Date: Thursday, June 12, 2025
Time: 2:00 – 3:00 PM
Room: 66-110
CSB Ph.D. Candidate: Allison Keys
Supervisor: Heather Kulik (ChemE) & Laura Kiessling (Chemistry)
TDC Members:
Professors Amy Keating, Adam Willard, and Yu-Shan Lin (External)
Title: The Role of CH–π Interactions in Protein-Carbohydrate Binding
Abstract: Protein-carbohydrate binding is essential for biological processes, including cellular recognition and immune signaling. Binding is driven by several types of non-covalent interactions: hydrogen bonding, metal ion coordination, and the less well-understood CH–π interactions. CH–π interactions are pervasive in protein-carbohydrate binding sites and have emerged as critical drivers of protein–carbohydrate recognition; however, the energetics of CH–π stacking interactions, their orientational landscapes, and their interplay with other non-covalent interactions have been unclear.

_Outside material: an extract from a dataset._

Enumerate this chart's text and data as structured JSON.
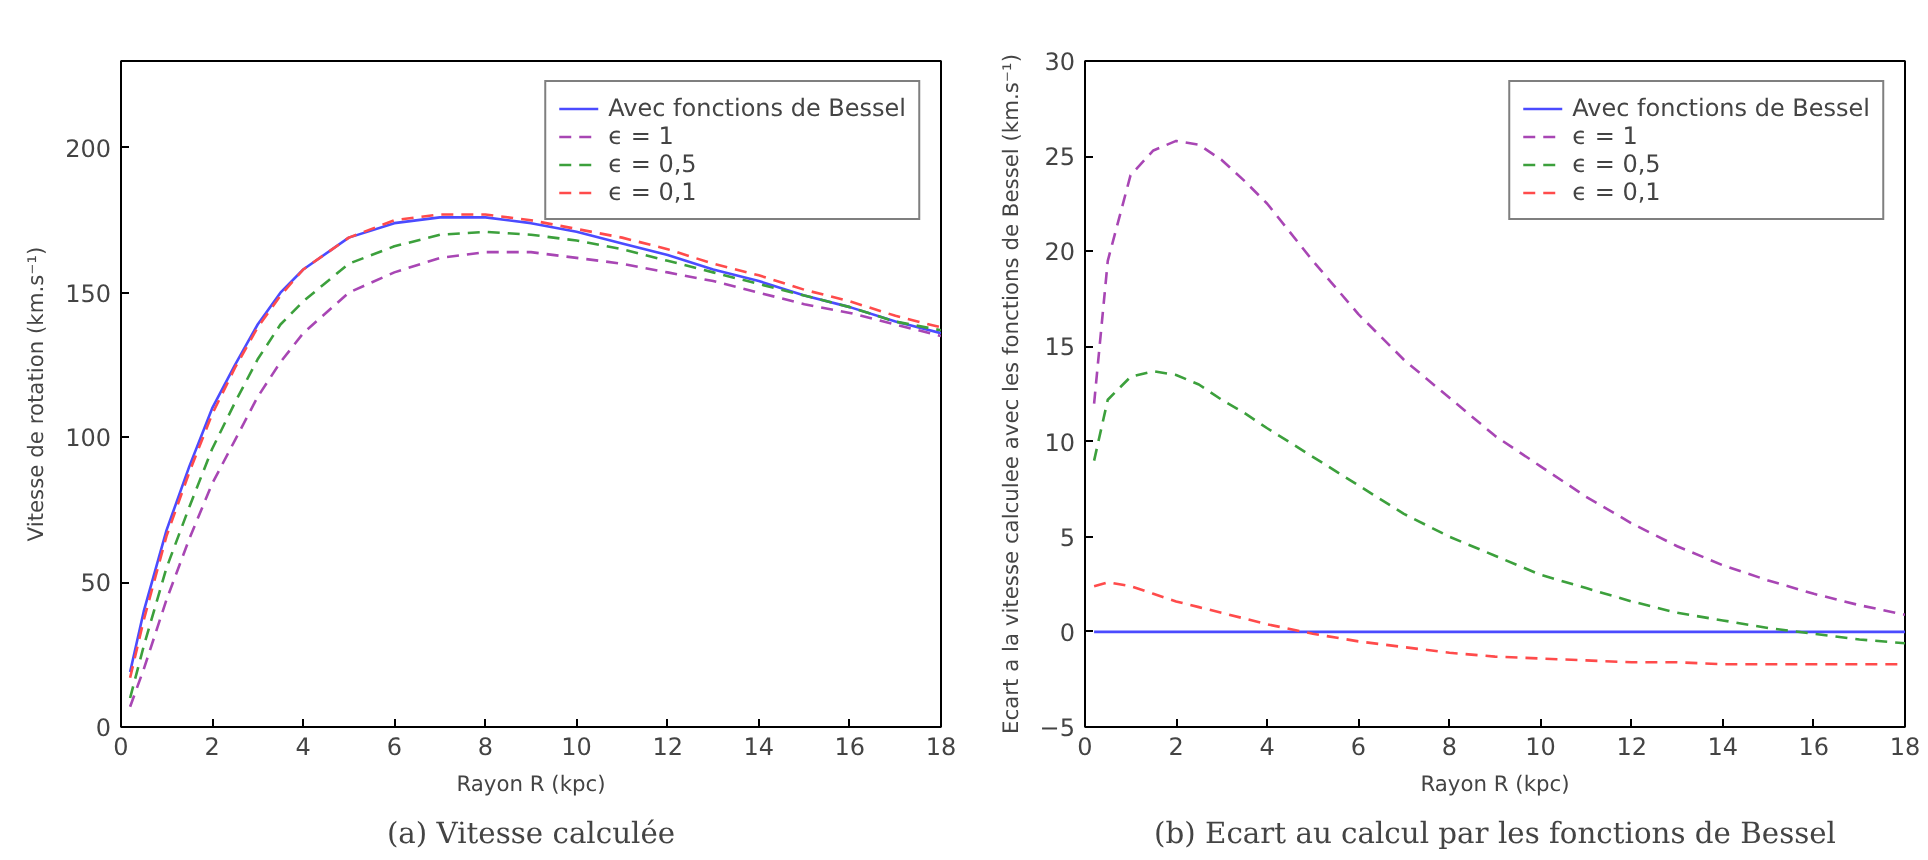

In this thesis, I identified carbohydrate-aromatic CH–π stacking interactions from crystallographic structures in the Protein Data Bank. I performed quantum mechanical calculations to quantify interaction energies and found that CH–π stacking interactions can be more favorable than hydrogen bonds. Using atomistic simulations, I also demonstrated that CH–π stacking interactions are necessary for human galectin-3 binding to lactose. To assess the orientational landscape of CH–π stacking interactions, I evaluated the orientations of CH–π stacking interactions formed by β-D-galactose and found that numerous orientations are highly favorable. I then identified carbon atom distances that define an orientational landscape for these interactions. To assess the interplay between non-covalent interactions in protein-carbohydrate binding sites, I used CH–π distance features to bias metadynamics simulations of a curated set of protein–β-D-galactoside complexes. From these simulations, I found that while bound carbohydrates sample many CH–π stacking orientations, the hydrogen bonds in the protein binding site drive the optimal orientation of each ligand. Longer carbohydrate ligands with more hydrogen bonding constraints have more specific orientational dependence, while ligands in binding sites with a reduced number of hydrogen bonds occupy a broader range of orientations. Unlike hydrogen bonds, CH–π stacking interactions confer orientational flexibility: enzymes can exploit multiple CH–π stacking interactions to facilitate the translocation of polysaccharide substrates. Extending this analysis to other carbohydrates, I showed that carbohydrate stereochemistry drives the orientational preferences of CH–π stacking interactions; however, there is also a tradeoff between the presence of hydrogen bonds to charged amino acids and the CH–π interaction strength for each carbohydrate. Overall, this thesis demonstrates that CH–π interactions are favorable and confer high orientational flexibility and that hydrogen bonds act in concert with CH–π interactions to stabilize protein-carbohydrate binding. Tuning the number and positions of these interactions through protein engineering should alter protein selectivity and ligand movement in protein binding sites.